Many have forgotten March 10, 1992, when a majority of Oklahoma voters decided with State Question 640 that state lawmakers’ ability to raise taxes and revenue needed to be restrained. The subsequent constitutional restraint requires that bills creating or increasing taxes, or making new revenue sources for the purpose of funding government, start in the House of Representatives. Also, they must be submitted to a vote of the people or receive three-fourths approval by both legislative bodies.

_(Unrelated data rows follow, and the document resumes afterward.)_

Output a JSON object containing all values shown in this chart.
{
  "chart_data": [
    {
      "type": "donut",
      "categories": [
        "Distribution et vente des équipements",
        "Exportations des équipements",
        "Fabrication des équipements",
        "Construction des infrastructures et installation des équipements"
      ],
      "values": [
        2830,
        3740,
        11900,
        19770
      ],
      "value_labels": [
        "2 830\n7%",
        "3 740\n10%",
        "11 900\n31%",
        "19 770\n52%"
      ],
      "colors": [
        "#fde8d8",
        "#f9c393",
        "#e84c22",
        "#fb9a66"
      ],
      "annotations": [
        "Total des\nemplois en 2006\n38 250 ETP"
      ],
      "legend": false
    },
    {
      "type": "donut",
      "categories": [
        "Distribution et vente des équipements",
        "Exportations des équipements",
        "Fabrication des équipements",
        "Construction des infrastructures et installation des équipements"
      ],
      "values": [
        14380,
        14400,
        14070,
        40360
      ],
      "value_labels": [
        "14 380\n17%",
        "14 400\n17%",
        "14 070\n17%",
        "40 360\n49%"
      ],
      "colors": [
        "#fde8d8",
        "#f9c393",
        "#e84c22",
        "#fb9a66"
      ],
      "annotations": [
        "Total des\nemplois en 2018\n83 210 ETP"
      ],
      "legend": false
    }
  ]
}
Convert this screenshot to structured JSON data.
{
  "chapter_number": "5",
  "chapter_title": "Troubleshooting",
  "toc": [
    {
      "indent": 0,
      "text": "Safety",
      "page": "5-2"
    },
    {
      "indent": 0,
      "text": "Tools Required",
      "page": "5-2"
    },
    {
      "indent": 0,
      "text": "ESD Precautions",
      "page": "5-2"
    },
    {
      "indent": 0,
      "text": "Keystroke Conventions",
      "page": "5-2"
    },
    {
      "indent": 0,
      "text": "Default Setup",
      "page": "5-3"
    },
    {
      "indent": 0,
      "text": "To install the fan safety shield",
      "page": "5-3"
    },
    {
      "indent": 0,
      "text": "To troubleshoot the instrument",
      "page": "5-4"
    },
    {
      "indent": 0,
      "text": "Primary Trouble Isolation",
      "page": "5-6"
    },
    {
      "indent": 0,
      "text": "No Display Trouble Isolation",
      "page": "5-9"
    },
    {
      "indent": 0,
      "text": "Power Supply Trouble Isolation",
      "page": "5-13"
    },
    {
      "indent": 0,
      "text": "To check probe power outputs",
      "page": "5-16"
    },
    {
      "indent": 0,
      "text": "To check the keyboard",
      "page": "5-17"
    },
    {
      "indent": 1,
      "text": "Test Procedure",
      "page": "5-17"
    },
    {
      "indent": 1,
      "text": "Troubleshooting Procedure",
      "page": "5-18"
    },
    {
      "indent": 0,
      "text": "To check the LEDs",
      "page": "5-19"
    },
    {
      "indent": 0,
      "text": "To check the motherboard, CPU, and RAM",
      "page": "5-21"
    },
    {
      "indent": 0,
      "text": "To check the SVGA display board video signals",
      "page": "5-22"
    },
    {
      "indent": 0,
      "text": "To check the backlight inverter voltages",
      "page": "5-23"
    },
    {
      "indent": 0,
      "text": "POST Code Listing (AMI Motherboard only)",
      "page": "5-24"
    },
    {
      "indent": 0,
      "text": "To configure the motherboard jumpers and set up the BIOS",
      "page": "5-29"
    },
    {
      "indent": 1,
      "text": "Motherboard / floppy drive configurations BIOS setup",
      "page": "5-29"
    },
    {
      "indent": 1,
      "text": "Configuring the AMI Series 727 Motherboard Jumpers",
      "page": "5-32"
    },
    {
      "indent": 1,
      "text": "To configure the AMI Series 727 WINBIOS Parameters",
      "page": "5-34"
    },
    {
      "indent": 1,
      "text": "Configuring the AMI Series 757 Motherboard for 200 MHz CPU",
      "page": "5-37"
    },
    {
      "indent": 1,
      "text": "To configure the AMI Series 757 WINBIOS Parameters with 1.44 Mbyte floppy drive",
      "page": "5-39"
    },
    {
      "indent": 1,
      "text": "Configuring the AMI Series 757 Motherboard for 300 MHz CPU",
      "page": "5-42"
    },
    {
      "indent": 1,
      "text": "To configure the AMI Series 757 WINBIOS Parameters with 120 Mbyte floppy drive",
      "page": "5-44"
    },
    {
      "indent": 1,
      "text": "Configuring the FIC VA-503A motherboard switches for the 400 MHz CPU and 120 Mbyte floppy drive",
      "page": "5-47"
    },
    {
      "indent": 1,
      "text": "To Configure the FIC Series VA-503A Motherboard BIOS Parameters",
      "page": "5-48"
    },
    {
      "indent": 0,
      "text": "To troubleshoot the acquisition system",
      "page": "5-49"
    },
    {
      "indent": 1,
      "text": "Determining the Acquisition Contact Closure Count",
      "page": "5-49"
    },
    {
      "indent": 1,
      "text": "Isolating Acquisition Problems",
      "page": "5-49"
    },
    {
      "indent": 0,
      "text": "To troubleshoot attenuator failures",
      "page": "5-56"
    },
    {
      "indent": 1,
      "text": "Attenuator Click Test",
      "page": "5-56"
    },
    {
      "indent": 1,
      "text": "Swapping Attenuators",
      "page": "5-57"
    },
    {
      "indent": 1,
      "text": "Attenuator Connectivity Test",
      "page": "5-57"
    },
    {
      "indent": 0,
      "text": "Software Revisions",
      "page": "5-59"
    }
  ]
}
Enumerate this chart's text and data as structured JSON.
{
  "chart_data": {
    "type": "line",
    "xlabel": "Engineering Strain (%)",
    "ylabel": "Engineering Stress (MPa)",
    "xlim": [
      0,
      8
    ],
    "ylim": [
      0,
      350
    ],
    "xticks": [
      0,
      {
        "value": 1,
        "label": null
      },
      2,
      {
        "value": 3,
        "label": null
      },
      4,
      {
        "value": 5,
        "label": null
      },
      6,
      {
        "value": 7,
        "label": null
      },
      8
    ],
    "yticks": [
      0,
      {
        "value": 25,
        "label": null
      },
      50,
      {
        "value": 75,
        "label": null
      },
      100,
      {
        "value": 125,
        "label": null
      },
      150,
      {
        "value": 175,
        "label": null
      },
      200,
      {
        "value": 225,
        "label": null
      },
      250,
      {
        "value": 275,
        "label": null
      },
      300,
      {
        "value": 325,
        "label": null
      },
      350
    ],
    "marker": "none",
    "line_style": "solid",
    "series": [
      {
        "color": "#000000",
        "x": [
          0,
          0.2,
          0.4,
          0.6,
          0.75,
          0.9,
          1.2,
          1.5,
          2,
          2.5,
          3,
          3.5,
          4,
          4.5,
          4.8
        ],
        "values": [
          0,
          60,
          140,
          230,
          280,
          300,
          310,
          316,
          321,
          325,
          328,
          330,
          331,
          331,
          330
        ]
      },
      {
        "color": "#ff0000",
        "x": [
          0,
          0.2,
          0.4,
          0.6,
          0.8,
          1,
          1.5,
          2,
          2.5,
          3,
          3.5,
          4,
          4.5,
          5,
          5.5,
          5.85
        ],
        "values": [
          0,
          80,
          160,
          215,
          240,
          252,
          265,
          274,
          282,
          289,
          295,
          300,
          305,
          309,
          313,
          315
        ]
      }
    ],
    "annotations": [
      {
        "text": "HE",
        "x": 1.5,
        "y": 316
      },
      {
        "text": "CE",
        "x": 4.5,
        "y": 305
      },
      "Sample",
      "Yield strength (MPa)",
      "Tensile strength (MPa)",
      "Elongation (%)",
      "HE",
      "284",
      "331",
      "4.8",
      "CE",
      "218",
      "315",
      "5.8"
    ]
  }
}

The initial challenge was filed by attorney Jerry Fent. Fent has challenged several provisions passed by lawmakers. Some of Fent’s prior challenges have been supported by fiscal conservatives. However, Fent is echoing what he did when challenging House Bill 2562, which prevented a 600-percent gross production tax increase. Fent is making the case that any bill related to taxes or revenue, regardless of whether or not it increases taxes or decreases taxes or revenue, is subject to SQ 640. Fent’s interpretation violates the plain wording of the amendment, intent of voters and precedent of previous court rulings on the matter.
What’s alarming is the new line of questioning by state Supreme Court justices regarding the intent of SQ 640. Based on news reports, a number of questions seem to indicate they believe SQ 640 applies to any bill dealing with revenue. Such thinking violates precedent. If a subsequent ruling reflects such rationale, this will have grave consequences on the ability to provide taxpayers relief in the future.
If the court rules according to Fent’s interpretation, there could be serious consequences. Appropriation bills, minor or technical amendments to revenue-related statutes, bills lowering fees and prior personal income tax cuts, business tax cuts, estate tax cuts, credits and deductions for seniors, and retiree and veteran tax cuts could all be challenged and undone.
A ruling in Fent’s favor sets a precedent benefiting only those who want to undue previous tax relief, such as the gross production tax cut. This tax-cut challenge, and any ruling in its favor, is most assuredly a threat to all.